以上结果表明，在强噪声环境下，对数波长维能够反映碰摩AE事件的发生；对数波长维比Katz维和盒维具有更强区分噪声和AE信号的能力；在计算复杂度、精确度的稳定性上也优于Katz维和盒维。该算法的良好的性能使其为碰摩AE信号的特征识别与分析提供了一条新的途径，是一种处理碰摩AE信号比较好的分维计算和分析方法。The above results show that in a strong noise environment, the logarithmic wavelength dimension can reflect the occurrence of rubbing AE events; the logarithmic wavelength dimension has a stronger ability to distinguish noise and AE signals than the Katz dimension and the box dimension; in terms of computational complexity and accuracy The stability is also better than Katz dimension and box dimension. The good performance of the algorithm makes it provide a new way for the feature recognition and analysis of rubbing AE signals, and it is a better fractal dimension calculation and analysis method for dealing with rubbing AE signals.

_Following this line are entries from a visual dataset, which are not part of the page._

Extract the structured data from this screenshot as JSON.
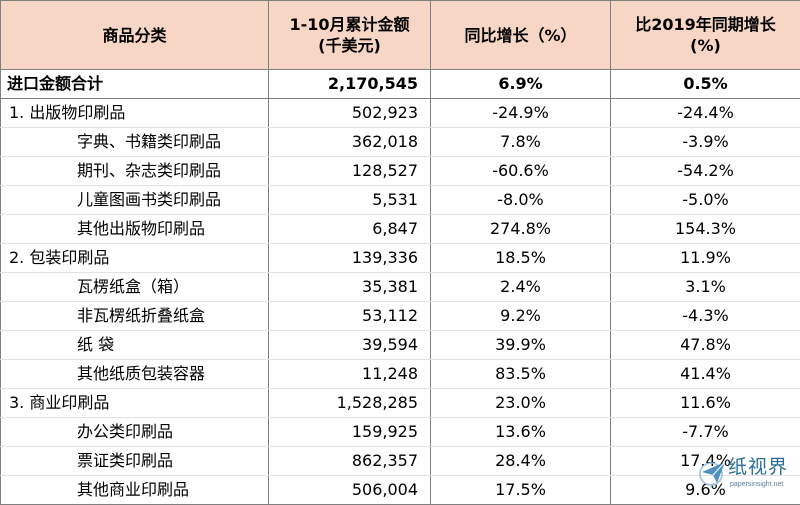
{
  "table": {
    "headers": {
      "category": "商品分类",
      "amount_line1": "1-10月累计金额",
      "amount_line2": "(千美元)",
      "yoy": "同比增长（%）",
      "vs2019_line1": "比2019年同期增长",
      "vs2019_line2": "(%)"
    },
    "rows": [
      {
        "type": "total",
        "name": "进口金额合计",
        "amount": "2,170,545",
        "yoy": "6.9%",
        "vs2019": "0.5%"
      },
      {
        "type": "category",
        "name": "1. 出版物印刷品",
        "amount": "502,923",
        "yoy": "-24.9%",
        "vs2019": "-24.4%"
      },
      {
        "type": "sub",
        "name": "字典、书籍类印刷品",
        "amount": "362,018",
        "yoy": "7.8%",
        "vs2019": "-3.9%"
      },
      {
        "type": "sub",
        "name": "期刊、杂志类印刷品",
        "amount": "128,527",
        "yoy": "-60.6%",
        "vs2019": "-54.2%"
      },
      {
        "type": "sub",
        "name": "儿童图画书类印刷品",
        "amount": "5,531",
        "yoy": "-8.0%",
        "vs2019": "-5.0%"
      },
      {
        "type": "sub",
        "name": "其他出版物印刷品",
        "amount": "6,847",
        "yoy": "274.8%",
        "vs2019": "154.3%"
      },
      {
        "type": "category",
        "name": "2. 包装印刷品",
        "amount": "139,336",
        "yoy": "18.5%",
        "vs2019": "11.9%"
      },
      {
        "type": "sub",
        "name": "瓦楞纸盒（箱）",
        "amount": "35,381",
        "yoy": "2.4%",
        "vs2019": "3.1%"
      },
      {
        "type": "sub",
        "name": "非瓦楞纸折叠纸盒",
        "amount": "53,112",
        "yoy": "9.2%",
        "vs2019": "-4.3%"
      },
      {
        "type": "sub",
        "name": "纸  袋",
        "amount": "39,594",
        "yoy": "39.9%",
        "vs2019": "47.8%"
      },
      {
        "type": "sub",
        "name": "其他纸质包装容器",
        "amount": "11,248",
        "yoy": "83.5%",
        "vs2019": "41.4%"
      },
      {
        "type": "category",
        "name": "3. 商业印刷品",
        "amount": "1,528,285",
        "yoy": "23.0%",
        "vs2019": "11.6%"
      },
      {
        "type": "sub",
        "name": "办公类印刷品",
        "amount": "159,925",
        "yoy": "13.6%",
        "vs2019": "-7.7%"
      },
      {
        "type": "sub",
        "name": "票证类印刷品",
        "amount": "862,357",
        "yoy": "28.4%",
        "vs2019": "17.4%"
      },
      {
        "type": "sub",
        "name": "其他商业印刷品",
        "amount": "506,004",
        "yoy": "17.5%",
        "vs2019": "9.6%"
      }
    ]
  },
  "watermark": {
    "text": "纸视界",
    "url": "papersinsight.net",
    "icon": "paper-plane-icon",
    "color": "#2a6f9a"
  }
}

本发明请求保护的范围并不仅仅局限于本具体实施方式的描述。The scope of protection claimed in the present invention is not limited only to the description of this specific embodiment.

Claims

1. The fractal feature analysis method of the rubbing acoustic emission signal of rotating machinery, its steps are:

First, the noise containing the AE signal after sampling and quantification is divided into frames, and then each frame signal is divided into short-time frame data segments of equal length, and the fractal dimension value of each segment is calculated by using the waveform-based fractal dimension feature analysis algorithm, and finally Perform median filtering on each segment;

(1) Extraction and preprocessing of AE signal:

(1-1) Extract the AE signal from the first AE sensor located at one end of the coupling or the second AE sensor located at the other end of the coupling by approaching the friction point of the friction acoustic emission test bench;

(1-2) Superimpose Gaussian white noise and non-stationary noise on the continuous rubbing AE signal;

(1-3) Sampling, quantization, and framing;

(1-4) Divide each frame of noise-containing data into m short-time frame data segments;

(2) Calculate the fractal value of each segment:

(2-1) Using the waveform-based fractal dimension algorithm, that is, the logarithmic wavelength dimension algorithm, to calculate the fractal dimension value of each short-time frame data segment,

{D D.}_{i i} = = a a - - \frac{ln ln L L ((δ δ))}{ln ln {δ δ}_{00}} - - \frac{{bδ bδ}_{00}}{L L ((δ δ)) ln ln L L ((δ δ))}

in

a = 1 + \frac{\ln k_{1}}{\ln δ_{0}},

b = r (\frac{δ}{δ_{0}} - 1),

δ is the scale of the box coverage curve, δ ₀ is the minimum sampling interval, δ is an integer multiple of the minimum sampling interval δ ₀ , that is, δ=kδ ₀ , and L(δ) is the length of the corresponding curve; k ₁ is that it contains at most one extremum The ratio of the equivalent length of the point curve to the side length of the box; r=L'(δ ₀ );

(2-2) Arrange each segment, that is, D _iv ,..., D _i-1 , D _i , D _i+1 ,..., D _i+v according to the numerical value, and take the data of the middle serial number as the The output of the segment's median filter:

\begin{matrix} {Y Y}_{i i} = = Med Med {{{D D.}_{i i - - v v},, . . . . . .,, {D D.}_{i i - - 11},, {D D.}_{i i},, {D D.}_{i i + + 11},, . . . . . .,, {D D.}_{i i + + v v}}} & v v = = \frac{m m - - 11}{22} \end{matrix}

m is an odd number.

2. the fractal feature analysis method of rotating machinery rubbing acoustic emission signal according to claim 1, is characterized in that, the sampling frequency during sampling is 5MHz, and the A/D precision during quantization is 12, and each frame during subdivision The frame length of is 512 samples, 50% of the frames overlap, and m must be an odd number.

3. The method for analyzing fractal characteristics of rubbing acoustic emission signals of rotating machinery according to claim 1, characterized in that the AE signal extracted by the first AE sensor which is closer to the real sound source signal is usually analyzed.